FĂŒr das laufende GeschĂ€ftsjahr 2024 hatte Siemens im FrĂŒhjahr seine Prognose bestĂ€tigt und strebt weiterhin ein Umsatzwachstum im fortgefĂŒhrten GeschĂ€ft im mittleren einstelligen Prozentbereich an. Beim Ergebnis nach Steuern aus dem fortgefĂŒhrten GeschĂ€ft erwartet der Konzern eine Bandbreite von 8,0 bis 9,0 Milliarden Euro, nachdem im GeschĂ€ftsjahr 2023 rund 8,5 Milliarden Euro erzielt worden waren. Das bedeutet, dass Siemens aus heutiger Sicht zumindest eine stabile Entwicklung und im oberen Bereich der Bandbreite ein moderates Gewinnwachstum avisiert. Die Prognose stĂŒtzt sich auf den hohen Auftragseingang, die starke Nachfrage nach Automatisierungs- und Digitalisierungslösungen sowie anhaltende Investitionen in Infrastruktur, Energie und MobilitĂ€t.
Digitalisierung als Wachstumstreiber
Ein wichtiger Wachstumstreiber im Siemens-Konzern ist das GeschĂ€ft mit digitalisierten und automatisierten Produktionslösungen. In der Sparte Digital Industries bietet Siemens unter anderem die Automatisierungsplattform Simatic sowie zahlreiche Softwarelösungen fĂŒr das industrielle Internet der Dinge, Simulation, Produktdesign und Produktionsplanung an. Im GeschĂ€ftsjahr 2023 erzielte dieser Bereich einen Umsatz von rund 21 Milliarden Euro und wuchs damit im hohen einstelligen Prozentbereich gegenĂŒber dem Vorjahr. Der Anteil digitaler UmsĂ€tze stieg weiter an, da immer mehr Kunden neben Hardware auch Software- und Servicepakete beziehen, die laufende Lizenzeinnahmen und wiederkehrende Erlöse generieren.
Gerade im Segment Automatisierung und Industrie-Software profitiert Siemens von langfristigen Trends wie steigender Nachfrage nach energieeffizienten Fabriken, höherer ProduktivitĂ€t und kĂŒrzeren Entwicklungszyklen. Zudem wĂ€chst die Bedeutung von Cloud-basierten Lösungen, mit denen Kunden digitale Zwillinge oder intelligente Wartungskonzepte realisieren können. Diese Produkte stĂ€rken nicht nur das Umsatzwachstum, sondern sind meist margentrĂ€chtiger als klassisches HardwaregeschĂ€ft, sodass sie eine wichtige Rolle fĂŒr die mittelfristige Ergebnisentwicklung von Siemens spielen.

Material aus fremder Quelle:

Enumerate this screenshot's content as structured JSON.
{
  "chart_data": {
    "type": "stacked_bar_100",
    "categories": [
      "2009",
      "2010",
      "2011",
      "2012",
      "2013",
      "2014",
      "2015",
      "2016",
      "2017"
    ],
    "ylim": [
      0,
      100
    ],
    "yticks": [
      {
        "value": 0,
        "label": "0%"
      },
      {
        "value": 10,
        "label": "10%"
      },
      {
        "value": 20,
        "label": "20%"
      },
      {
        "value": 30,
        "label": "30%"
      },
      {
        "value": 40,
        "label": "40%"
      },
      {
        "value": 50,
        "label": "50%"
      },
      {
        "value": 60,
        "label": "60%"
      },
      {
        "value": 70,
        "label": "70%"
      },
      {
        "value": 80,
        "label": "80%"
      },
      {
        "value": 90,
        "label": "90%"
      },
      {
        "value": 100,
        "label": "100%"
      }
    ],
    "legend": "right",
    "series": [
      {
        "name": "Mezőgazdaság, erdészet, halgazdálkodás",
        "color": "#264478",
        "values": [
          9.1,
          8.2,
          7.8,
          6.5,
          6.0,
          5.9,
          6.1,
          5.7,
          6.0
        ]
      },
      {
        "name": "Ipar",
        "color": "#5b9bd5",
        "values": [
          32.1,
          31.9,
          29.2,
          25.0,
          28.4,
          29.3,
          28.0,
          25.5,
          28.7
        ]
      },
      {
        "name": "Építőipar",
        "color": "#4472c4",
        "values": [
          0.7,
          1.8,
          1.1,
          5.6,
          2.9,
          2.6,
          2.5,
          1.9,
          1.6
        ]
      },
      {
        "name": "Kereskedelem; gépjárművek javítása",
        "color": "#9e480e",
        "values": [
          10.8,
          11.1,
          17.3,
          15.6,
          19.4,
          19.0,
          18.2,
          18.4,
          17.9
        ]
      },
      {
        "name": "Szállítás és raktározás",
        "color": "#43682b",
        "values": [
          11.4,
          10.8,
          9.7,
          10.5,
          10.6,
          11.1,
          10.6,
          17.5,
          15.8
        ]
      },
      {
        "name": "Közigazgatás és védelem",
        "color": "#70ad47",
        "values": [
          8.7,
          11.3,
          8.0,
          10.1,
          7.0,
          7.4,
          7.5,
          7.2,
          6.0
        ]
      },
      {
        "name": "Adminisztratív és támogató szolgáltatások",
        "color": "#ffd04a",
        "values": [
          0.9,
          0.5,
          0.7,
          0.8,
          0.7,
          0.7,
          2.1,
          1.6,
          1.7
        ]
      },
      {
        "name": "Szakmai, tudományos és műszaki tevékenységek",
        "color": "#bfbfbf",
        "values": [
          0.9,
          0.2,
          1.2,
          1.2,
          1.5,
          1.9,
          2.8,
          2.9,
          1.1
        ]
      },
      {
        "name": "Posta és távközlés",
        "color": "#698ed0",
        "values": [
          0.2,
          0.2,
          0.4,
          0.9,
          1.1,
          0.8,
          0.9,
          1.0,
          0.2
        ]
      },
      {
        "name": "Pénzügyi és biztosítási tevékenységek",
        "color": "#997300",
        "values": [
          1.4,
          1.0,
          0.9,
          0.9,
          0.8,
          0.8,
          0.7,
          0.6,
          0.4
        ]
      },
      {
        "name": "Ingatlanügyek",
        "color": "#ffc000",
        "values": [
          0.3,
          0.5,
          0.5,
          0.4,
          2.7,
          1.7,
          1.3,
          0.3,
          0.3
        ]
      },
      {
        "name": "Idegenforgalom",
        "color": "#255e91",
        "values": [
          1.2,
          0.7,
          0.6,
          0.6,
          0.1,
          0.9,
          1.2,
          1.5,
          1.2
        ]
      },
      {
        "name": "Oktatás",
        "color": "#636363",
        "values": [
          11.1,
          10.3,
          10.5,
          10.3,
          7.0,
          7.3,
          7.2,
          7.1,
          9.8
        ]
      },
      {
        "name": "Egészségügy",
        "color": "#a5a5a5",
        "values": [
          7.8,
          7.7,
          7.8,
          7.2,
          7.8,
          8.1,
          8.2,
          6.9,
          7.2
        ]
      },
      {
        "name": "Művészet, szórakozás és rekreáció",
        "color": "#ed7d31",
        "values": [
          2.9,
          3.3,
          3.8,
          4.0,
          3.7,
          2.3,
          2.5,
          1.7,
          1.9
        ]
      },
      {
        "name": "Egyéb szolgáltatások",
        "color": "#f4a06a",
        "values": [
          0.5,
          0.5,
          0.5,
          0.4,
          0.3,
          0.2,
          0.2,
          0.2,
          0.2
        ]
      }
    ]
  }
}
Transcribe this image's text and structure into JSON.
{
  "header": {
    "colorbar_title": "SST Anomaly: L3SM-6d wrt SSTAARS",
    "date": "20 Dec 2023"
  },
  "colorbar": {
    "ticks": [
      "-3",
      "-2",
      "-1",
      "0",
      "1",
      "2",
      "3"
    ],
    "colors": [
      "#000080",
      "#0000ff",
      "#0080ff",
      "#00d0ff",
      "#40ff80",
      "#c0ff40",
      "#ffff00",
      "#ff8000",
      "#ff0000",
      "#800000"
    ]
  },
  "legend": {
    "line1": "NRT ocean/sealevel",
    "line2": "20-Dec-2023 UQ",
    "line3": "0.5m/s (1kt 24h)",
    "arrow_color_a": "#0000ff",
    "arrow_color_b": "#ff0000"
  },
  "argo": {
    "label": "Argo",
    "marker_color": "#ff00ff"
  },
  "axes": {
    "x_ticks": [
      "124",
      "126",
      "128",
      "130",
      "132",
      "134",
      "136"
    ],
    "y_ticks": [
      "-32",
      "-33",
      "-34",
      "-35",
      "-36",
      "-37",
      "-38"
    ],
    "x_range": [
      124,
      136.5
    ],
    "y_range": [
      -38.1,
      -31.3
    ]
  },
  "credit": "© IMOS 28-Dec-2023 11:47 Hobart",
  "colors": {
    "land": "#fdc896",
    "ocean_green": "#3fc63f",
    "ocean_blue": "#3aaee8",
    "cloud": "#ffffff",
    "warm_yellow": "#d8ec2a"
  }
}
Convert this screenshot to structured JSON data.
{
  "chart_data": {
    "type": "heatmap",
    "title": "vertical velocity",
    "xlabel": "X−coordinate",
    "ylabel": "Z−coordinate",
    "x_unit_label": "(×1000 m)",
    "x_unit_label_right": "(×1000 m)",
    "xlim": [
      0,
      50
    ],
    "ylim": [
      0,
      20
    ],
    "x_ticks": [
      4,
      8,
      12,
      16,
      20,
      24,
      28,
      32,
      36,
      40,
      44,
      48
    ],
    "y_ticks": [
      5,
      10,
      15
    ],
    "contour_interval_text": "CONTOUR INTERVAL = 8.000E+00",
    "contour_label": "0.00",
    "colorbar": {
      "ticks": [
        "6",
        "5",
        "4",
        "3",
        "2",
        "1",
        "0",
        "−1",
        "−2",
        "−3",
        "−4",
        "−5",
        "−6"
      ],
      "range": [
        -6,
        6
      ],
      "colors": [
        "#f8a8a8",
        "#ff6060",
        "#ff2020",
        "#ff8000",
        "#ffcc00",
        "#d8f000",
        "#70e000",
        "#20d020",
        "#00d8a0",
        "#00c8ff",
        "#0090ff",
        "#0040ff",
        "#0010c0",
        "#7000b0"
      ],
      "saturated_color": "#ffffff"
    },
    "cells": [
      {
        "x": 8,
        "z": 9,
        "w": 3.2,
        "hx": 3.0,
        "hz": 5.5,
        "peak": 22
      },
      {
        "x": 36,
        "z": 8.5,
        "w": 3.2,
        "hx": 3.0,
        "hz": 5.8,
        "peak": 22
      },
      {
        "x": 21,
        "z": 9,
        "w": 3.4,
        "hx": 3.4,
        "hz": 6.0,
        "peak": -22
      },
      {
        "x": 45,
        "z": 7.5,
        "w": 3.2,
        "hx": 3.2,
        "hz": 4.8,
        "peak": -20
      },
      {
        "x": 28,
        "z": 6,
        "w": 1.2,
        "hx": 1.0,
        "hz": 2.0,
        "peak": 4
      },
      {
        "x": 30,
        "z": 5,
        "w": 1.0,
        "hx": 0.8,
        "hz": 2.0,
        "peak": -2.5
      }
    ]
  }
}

Siemens-Aktie und Kursniveau
Die Siemens-Aktie ist im MDAX-Umfeld ein Schwergewicht und wird in Deutschland vor allem auf Xetra gehandelt. Im FrĂŒhjahr 2024 notierte der Titel zeitweise bei rund 172 Euro und lag damit nahe einem 52-Wochen-Hoch von etwa 175 Euro. Im Vergleich zum Kurs von rund 145 Euro vor zwölf Monaten entspricht dies einem Anstieg um gut 19 Prozent. Die Kursentwicklung spiegelte die robusten Zahlen, die angehobene Dividende und den hohen Auftragseingang wider. Auf Basis eines Kurses um die 170 Euro und eines erwarteten Ergebnisses je Aktie im Bereich von 9 bis 10 Euro ergibt sich ein Kurs-Gewinn-VerhĂ€ltnis im hohen einstelligen bis unteren zweistelligen Bereich, was im Vergleich zu anderen europĂ€ischen Industriewerten als moderat gelten kann.
Fakten zur Siemens-Aktie
- Unternehmen: Siemens AG
- ISIN: DE0007236101
- WKN: 723610
- Ticker: SIE
- Handelsplatz: Xetra
- Kurs (Stand 15.05.2024, 17:35 Uhr): 172,00 Euro
- Marktkapitalisierung: 140 Milliarden Euro (Stand 15.05.2024)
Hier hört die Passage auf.